When we were getting ready to move to Alaska, people asked Kevin and me a lot of really stupid questions. Not, like, “Is it really dark there all winter?” More like, “Are you guys going to start doing meth?” This seems like a good opportunity to debunk (and, occasionally, confirm) the many Alaskan myths we were asked about before we started our journey to the Great White North.
Will you be eating a lot of whale?
I actually didn’t think this was a stupid question at all. In fact, as a longtime vegetarian, I was a little worried that my steady supply of local Boulder tofu would be replaced with a regular diet of whale steaks and puffin eggs. So, no, I have not yet been presented with an opportunity to eat blubber of any variety. But, for those of you who are interested, reindeer sausage is an extremely popular breakfast option.
Do you have any plans to start a meth lab?
Although we are living in beautiful, hopelessly redneck Wasilla, Alaska’s meth capital (out here, people use the term “Valley Trash” to describe couches on the lawn and similarly hillbilly-esque behavior), the closest we’ve come to cooking a batch of crystal is binging on Breaking Bad. Before you cease worrying, though, you should know: we are still essentially unemployed (I am getting paid in veggies, and Kevin is occasionally working at a dive called Klondike Mike’s–enough said), and we are surrounded by Sudafed retailers.

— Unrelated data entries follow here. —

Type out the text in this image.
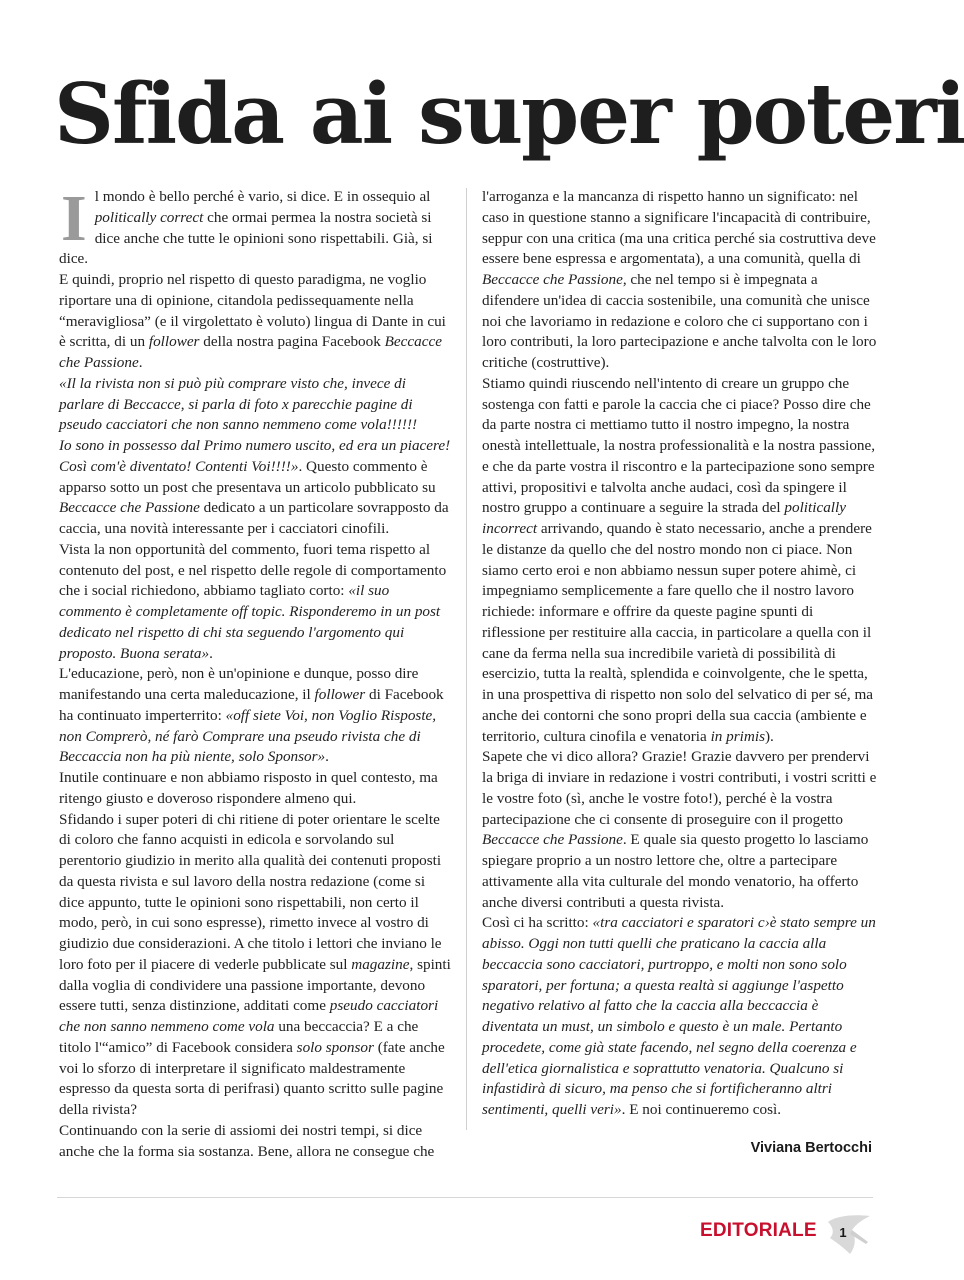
Sfida ai super poteri

Il mondo è bello perché è vario, si dice. E in ossequio al politically correct che ormai permea la nostra società si dice anche che tutte le opinioni sono rispettabili. Già, si dice.

E quindi, proprio nel rispetto di questo paradigma, ne voglio riportare una di opinione, citandola pedissequamente nella “meravigliosa” (e il virgolettato è voluto) lingua di Dante in cui è scritta, di un follower della nostra pagina Facebook Beccacce che Passione.

«Il la rivista non si può più comprare visto che, invece di parlare di Beccacce, si parla di foto x parecchie pagine di pseudo cacciatori che non sanno nemmeno come vola!!!!!!

Io sono in possesso dal Primo numero uscito, ed era un piacere! Così com'è diventato! Contenti Voi!!!!». Questo commento è apparso sotto un post che presentava un articolo pubblicato su Beccacce che Passione dedicato a un particolare sovrapposto da caccia, una novità interessante per i cacciatori cinofili.

Vista la non opportunità del commento, fuori tema rispetto al contenuto del post, e nel rispetto delle regole di comportamento che i social richiedono, abbiamo tagliato corto: «il suo commento è completamente off topic. Risponderemo in un post dedicato nel rispetto di chi sta seguendo l'argomento qui proposto. Buona serata».

L'educazione, però, non è un'opinione e dunque, posso dire manifestando una certa maleducazione, il follower di Facebook ha continuato imperterrito: «off siete Voi, non Voglio Risposte, non Comprerò, né farò Comprare una pseudo rivista che di Beccaccia non ha più niente, solo Sponsor».

Inutile continuare e non abbiamo risposto in quel contesto, ma ritengo giusto e doveroso rispondere almeno qui.

Sfidando i super poteri di chi ritiene di poter orientare le scelte di coloro che fanno acquisti in edicola e sorvolando sul perentorio giudizio in merito alla qualità dei contenuti proposti da questa rivista e sul lavoro della nostra redazione (come si dice appunto, tutte le opinioni sono rispettabili, non certo il modo, però, in cui sono espresse), rimetto invece al vostro di giudizio due considerazioni. A che titolo i lettori che inviano le loro foto per il piacere di vederle pubblicate sul magazine, spinti dalla voglia di condividere una passione importante, devono essere tutti, senza distinzione, additati come pseudo cacciatori che non sanno nemmeno come vola una beccaccia? E a che titolo l'“amico” di Facebook considera solo sponsor (fate anche voi lo sforzo di interpretare il significato maldestramente espresso da questa sorta di perifrasi) quanto scritto sulle pagine della rivista?

Continuando con la serie di assiomi dei nostri tempi, si dice anche che la forma sia sostanza. Bene, allora ne consegue che

l'arroganza e la mancanza di rispetto hanno un significato: nel caso in questione stanno a significare l'incapacità di contribuire, seppur con una critica (ma una critica perché sia costruttiva deve essere bene espressa e argomentata), a una comunità, quella di Beccacce che Passione, che nel tempo si è impegnata a difendere un'idea di caccia sostenibile, una comunità che unisce noi che lavoriamo in redazione e coloro che ci supportano con i loro contributi, la loro partecipazione e anche talvolta con le loro critiche (costruttive).

Stiamo quindi riuscendo nell'intento di creare un gruppo che sostenga con fatti e parole la caccia che ci piace? Posso dire che da parte nostra ci mettiamo tutto il nostro impegno, la nostra onestà intellettuale, la nostra professionalità e la nostra passione, e che da parte vostra il riscontro e la partecipazione sono sempre attivi, propositivi e talvolta anche audaci, così da spingere il nostro gruppo a continuare a seguire la strada del politically incorrect arrivando, quando è stato necessario, anche a prendere le distanze da quello che del nostro mondo non ci piace. Non siamo certo eroi e non abbiamo nessun super potere ahimè, ci impegniamo semplicemente a fare quello che il nostro lavoro richiede: informare e offrire da queste pagine spunti di riflessione per restituire alla caccia, in particolare a quella con il cane da ferma nella sua incredibile varietà di possibilità di esercizio, tutta la realtà, splendida e coinvolgente, che le spetta, in una prospettiva di rispetto non solo del selvatico di per sé, ma anche dei contorni che sono propri della sua caccia (ambiente e territorio, cultura cinofila e venatoria in primis).

Sapete che vi dico allora? Grazie! Grazie davvero per prendervi la briga di inviare in redazione i vostri contributi, i vostri scritti e le vostre foto (sì, anche le vostre foto!), perché è la vostra partecipazione che ci consente di proseguire con il progetto Beccacce che Passione. E quale sia questo progetto lo lasciamo spiegare proprio a un nostro lettore che, oltre a partecipare attivamente alla vita culturale del mondo venatorio, ha offerto anche diversi contributi a questa rivista.

Così ci ha scritto: «tra cacciatori e sparatori c›è stato sempre un abisso. Oggi non tutti quelli che praticano la caccia alla beccaccia sono cacciatori, purtroppo, e molti non sono solo sparatori, per fortuna; a questa realtà si aggiunge l'aspetto negativo relativo al fatto che la caccia alla beccaccia è diventata un must, un simbolo e questo è un male. Pertanto procedete, come già state facendo, nel segno della coerenza e dell'etica giornalistica e soprattutto venatoria. Qualcuno si infastidirà di sicuro, ma penso che si fortificheranno altri sentimenti, quelli veri». E noi continueremo così.

Viviana Bertocchi
EDITORIALE 1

Can you see Russia from your house?
If you look at a map, you’ll feel kind of bad for having thought Sarah Palin was such an idiot all this time. …Okay, probably not. But really, Alaska’s westernmost coastline is pretty close to to Russia. As the crow flies, however, Wasilla (where Sarah and I both live) is just over 700 miles from the eastern Russian coast. I have not run into any Palins, per se, but my landlord tells me that Sarah “shops” (read: pays someone to shop for her) at my grocery store, the Fred Meyer. Not Fred Meyer. The Fred Meyer.
Will you be purchasing a gun?
To clarify: this was not a stupid question. Literally everyone I know up here (with the exception of my cohort on the organic farm, a tiny pocket of Boulder-y goodness in what is otherwise a profound culture shock) is packing. Not just, “I carry a .22 in my purse.” These people are ready to take down a moose, if need be, as they walk through the grocery store parking lot. I saw a guy yesterday sling a rifle over his shoulder as he walked into a coffee shop. That said, we have no immediate plans to buy a gun. The closest thing I own to a weapon is a formidable-looking ice axe, and I plan to keep it that way.
Will you be living in an igloo?
Since we’ve been here, it has rained a few times and been cloudy most days, but it has not snowed. An indian summer is predicted, which I am hoping means sunshine through October. (I’m not holding my breath.) There is not enough snow to build an igloo here, and while I wouldn’t call Wasilla (or the Mat-Su valley in general) a cultural mecca, we do have some amenities. There are places to shop besides Wal-Mart. The Avett Brothers played here last week. There’s even a dog park.
Will you ever eat produce again?
I’ll be honest, the pickings are pretty slim around here. Most produce comes in a bag. But good news: my graduate program takes place on an organic farm. During orientation last week, we went on a hike and made pizza with fresh herbs that we picked from the garden. That’s right, I am essentially getting a master’s degree in kindergarten. Kidding, we do real stuff, but I have also been the recipient of a lot of delicious organic veggies. Also, everything you’ve heard about the Alaska State Fair is true: it is truly a cultural experience, and there are gigantic vegetables. Last year, the prize-winning pumpkin weighed 1,100 pounds. (We get a lot of sunlight during the summer months.)
Needless to say, there is no shortage of weirdness (or awesomeness) up here. It’s a bit of a culture shock for your average Boulderite, but it’s home for now, and many adventures lie ahead.